Interim maintenance under Section 24 of the Hindu Marriage Act is available during the pendency of matrimonial proceedings before the Family Court, and courts are now awarding this promptly — often within the first few hearings. Delhi High Court has issued guidelines directing Family Courts to decide interim maintenance applications within sixty days of filing. In my experience, the actual timeline is often somewhat longer, but the principle is clear and the courts do take delays in interim maintenance seriously.
One important development from recent Delhi HC judgments: where a husband has deliberately suppressed or understated his income, courts are willing to draw adverse inferences and determine notional income based on lifestyle indicators — the type of property he lives in, vehicles, foreign travel, children's school fees. Women should preserve all evidence of the matrimonial standard of living — bank statements, credit card records, holiday photographs, school fee receipts — because this evidence directly supports the maintenance calculation.
Workplace Harassment: The POSH Act
The Sexual Harassment of Women at Workplace (Prevention, Prohibition and Redressal) Act, 2013 mandates that every establishment with ten or more employees constitute an Internal Complaints Committee (ICC). Sexual harassment under the Act is defined broadly — it includes unwelcome physical contact, sexually coloured remarks, showing pornographic material, demands for sexual favours, and any other conduct of a sexual nature that creates an intimidating, hostile, or offensive work environment.

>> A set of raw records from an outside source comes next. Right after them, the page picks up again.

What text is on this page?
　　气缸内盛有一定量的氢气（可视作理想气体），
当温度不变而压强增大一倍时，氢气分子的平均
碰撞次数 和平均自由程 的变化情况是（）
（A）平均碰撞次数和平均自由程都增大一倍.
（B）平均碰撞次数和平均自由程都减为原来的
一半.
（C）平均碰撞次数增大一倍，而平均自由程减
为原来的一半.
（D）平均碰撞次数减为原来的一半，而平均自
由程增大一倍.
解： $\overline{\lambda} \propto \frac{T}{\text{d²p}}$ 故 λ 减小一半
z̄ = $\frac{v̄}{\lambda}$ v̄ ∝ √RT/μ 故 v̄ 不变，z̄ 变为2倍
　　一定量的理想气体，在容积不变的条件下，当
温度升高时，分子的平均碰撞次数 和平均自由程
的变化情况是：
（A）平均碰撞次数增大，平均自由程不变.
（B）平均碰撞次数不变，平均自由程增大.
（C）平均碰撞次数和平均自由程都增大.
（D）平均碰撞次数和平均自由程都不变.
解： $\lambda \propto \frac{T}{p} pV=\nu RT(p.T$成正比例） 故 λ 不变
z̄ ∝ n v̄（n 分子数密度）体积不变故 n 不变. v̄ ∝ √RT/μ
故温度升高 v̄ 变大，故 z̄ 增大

A complaint must be filed within three months of the last incident of harassment, though the ICC or Local Complaints Committee can extend this by another three months where sufficient cause is shown. Importantly, where an employer has not constituted an ICC, the woman can approach the Local Complaints Committee (LCC) — a district-level body established by the government — which has the same powers as an ICC. This is significant because many small and medium employers still do not have functional ICCs.

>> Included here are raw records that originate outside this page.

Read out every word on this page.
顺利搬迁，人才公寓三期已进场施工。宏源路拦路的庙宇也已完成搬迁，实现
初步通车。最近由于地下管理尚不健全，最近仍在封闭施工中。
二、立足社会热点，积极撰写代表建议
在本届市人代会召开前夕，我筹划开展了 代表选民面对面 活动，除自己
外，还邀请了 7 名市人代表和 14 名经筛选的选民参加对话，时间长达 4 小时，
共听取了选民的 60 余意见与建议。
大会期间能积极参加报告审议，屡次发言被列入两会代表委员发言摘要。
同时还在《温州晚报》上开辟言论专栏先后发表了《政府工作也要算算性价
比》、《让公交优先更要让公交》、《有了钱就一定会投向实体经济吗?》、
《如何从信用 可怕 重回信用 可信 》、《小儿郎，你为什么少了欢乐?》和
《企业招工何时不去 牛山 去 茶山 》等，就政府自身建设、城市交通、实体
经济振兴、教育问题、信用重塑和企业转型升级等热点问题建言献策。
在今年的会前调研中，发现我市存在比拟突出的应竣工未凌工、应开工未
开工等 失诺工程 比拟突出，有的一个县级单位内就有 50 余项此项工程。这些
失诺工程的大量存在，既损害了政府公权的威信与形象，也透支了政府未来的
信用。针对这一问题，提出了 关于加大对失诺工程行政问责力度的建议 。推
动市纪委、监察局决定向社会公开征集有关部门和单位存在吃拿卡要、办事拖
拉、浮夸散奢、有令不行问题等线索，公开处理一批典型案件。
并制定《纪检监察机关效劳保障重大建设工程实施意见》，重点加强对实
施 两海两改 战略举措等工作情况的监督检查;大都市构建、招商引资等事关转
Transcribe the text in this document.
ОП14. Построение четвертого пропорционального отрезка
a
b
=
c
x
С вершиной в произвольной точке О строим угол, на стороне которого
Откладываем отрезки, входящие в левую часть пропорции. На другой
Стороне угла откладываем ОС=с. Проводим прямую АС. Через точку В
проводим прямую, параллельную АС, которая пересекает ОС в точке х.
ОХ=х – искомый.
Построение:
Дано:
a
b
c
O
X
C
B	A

The Act also protects against victimisation. If a woman is dismissed, demoted, or otherwise penalised for filing a complaint, this is a separate violation and she can seek compensation and reinstatement. I would encourage any woman who faces workplace harassment to document incidents as they occur — dates, times, the nature of the conduct, witnesses if any — because contemporaneous documentation is far more compelling than recollection months later.
Inheritance Rights
The Hindu Succession (Amendment) Act 2005 conferred on daughters the same rights as sons in a Hindu Undivided Family's ancestral property. This was a landmark change: before 2005, daughters lost their coparcenary rights upon marriage. Since the 2005 amendment, a daughter born before or after the amendment has the same right as a son to demand partition, be allotted a share, and deal with her portion of ancestral property.

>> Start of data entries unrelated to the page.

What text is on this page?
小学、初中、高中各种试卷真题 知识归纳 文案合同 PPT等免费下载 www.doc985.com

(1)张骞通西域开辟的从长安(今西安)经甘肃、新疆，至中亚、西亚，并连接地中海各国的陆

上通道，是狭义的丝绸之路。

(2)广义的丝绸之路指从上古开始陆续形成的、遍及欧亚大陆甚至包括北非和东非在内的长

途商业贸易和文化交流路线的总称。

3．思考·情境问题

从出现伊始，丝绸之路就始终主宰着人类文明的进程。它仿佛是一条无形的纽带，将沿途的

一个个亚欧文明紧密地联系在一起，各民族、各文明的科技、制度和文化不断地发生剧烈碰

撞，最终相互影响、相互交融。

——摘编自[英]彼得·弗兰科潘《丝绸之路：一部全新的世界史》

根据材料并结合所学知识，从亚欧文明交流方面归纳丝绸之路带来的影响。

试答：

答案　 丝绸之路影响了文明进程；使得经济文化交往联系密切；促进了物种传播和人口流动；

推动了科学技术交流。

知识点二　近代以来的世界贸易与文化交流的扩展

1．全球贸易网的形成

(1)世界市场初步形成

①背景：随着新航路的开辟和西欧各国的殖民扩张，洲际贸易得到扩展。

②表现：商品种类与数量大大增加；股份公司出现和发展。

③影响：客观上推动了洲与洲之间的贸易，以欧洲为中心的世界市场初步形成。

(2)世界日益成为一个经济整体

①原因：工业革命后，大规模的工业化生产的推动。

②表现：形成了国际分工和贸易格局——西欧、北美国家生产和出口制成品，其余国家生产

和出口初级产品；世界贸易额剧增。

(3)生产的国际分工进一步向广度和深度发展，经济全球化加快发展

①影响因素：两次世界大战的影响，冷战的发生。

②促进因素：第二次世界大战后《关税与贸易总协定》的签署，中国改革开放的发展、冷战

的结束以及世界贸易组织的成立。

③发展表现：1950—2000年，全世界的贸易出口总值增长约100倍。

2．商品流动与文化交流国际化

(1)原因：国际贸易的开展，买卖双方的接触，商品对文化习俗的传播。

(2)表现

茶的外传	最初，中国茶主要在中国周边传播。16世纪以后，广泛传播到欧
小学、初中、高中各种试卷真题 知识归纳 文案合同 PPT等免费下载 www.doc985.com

The Supreme Court in Vineeta Sharma v. Rakesh Sharma (2020) clarified that the daughter's right exists irrespective of whether the father was alive at the time the amendment came into force. This resolved years of conflicting decisions and is now settled law. If you have been excluded from ancestral property on the ground that you are a daughter, you have a legal remedy — a partition suit before the civil court of competent jurisdiction.
A Final Note
Many women delay taking legal action because of social pressure, fear of family reaction, or simple uncertainty about whether their situation is "serious enough" to involve a lawyer. I want to say plainly: legal rights do not expire because you endure quietly, but evidence does grow stale. Early action preserves options. Early consultation — even just to understand what is possible — costs nothing but time.
This article is for general informational purposes only and does not constitute legal advice. For guidance specific to your matter, please consult a qualified advocate.